"Stay at home" means lots of staring at screens.
For most, it's constant coverage of COVID-19. Diversions emerge, however, including instant Netflix hit "Tiger King."
A bear and a dragon have managed to work into the menagerie, too, as Russia and China have "seized on the novel coronavirus to wage disinformation campaigns that seek to sow doubts about the United States' handling of the crisis and deflect attention from their own struggles with the pandemic," according to a New York Times report on the analysis of U.S. intelligence officials and diplomats.
Beijing's and Moscow's malevolence are just one component of a corresponding pathogen to the coronavirus: disinformation and misinformation.
Those are two aspects of an "infodemic," a word the World Health Organization uses to describe "an overabundance of information — some accurate and some not — that makes it hard for people to find trustworthy sources and reliable guidance when they need it."
The infodemic in this case can be broadly categorized in three different ways, said Graham Brookie, the director and managing editor of the Atlantic Council's Digital Forensic Research Lab.
Disinformation, Brookie said, is the intentional spread of false information.
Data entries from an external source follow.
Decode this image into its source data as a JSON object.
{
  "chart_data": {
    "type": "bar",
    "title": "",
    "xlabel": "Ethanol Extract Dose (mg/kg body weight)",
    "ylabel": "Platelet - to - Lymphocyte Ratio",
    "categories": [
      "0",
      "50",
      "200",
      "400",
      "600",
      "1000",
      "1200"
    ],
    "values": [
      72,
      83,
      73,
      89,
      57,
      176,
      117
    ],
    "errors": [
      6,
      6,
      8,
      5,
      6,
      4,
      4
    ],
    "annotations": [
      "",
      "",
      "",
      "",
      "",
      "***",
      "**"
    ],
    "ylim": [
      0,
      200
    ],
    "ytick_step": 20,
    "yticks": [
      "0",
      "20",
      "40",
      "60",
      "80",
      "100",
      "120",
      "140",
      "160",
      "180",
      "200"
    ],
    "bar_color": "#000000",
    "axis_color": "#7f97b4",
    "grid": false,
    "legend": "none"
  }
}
Misinformation can be just as insidious, but often lacks the ideological motivation as disinformation; it's the unintentional spread of false information. A smaller category, Brookie added, is economic disinformation (snake-oil coronavirus "cures").
But just as crucial — and in a pandemic, lethal — is information suppression, which is what the Chinese government did when Wuhan doctors raised alarms about what would become a worldwide health threat, according to a Bloomberg News account of a classified report to the White House.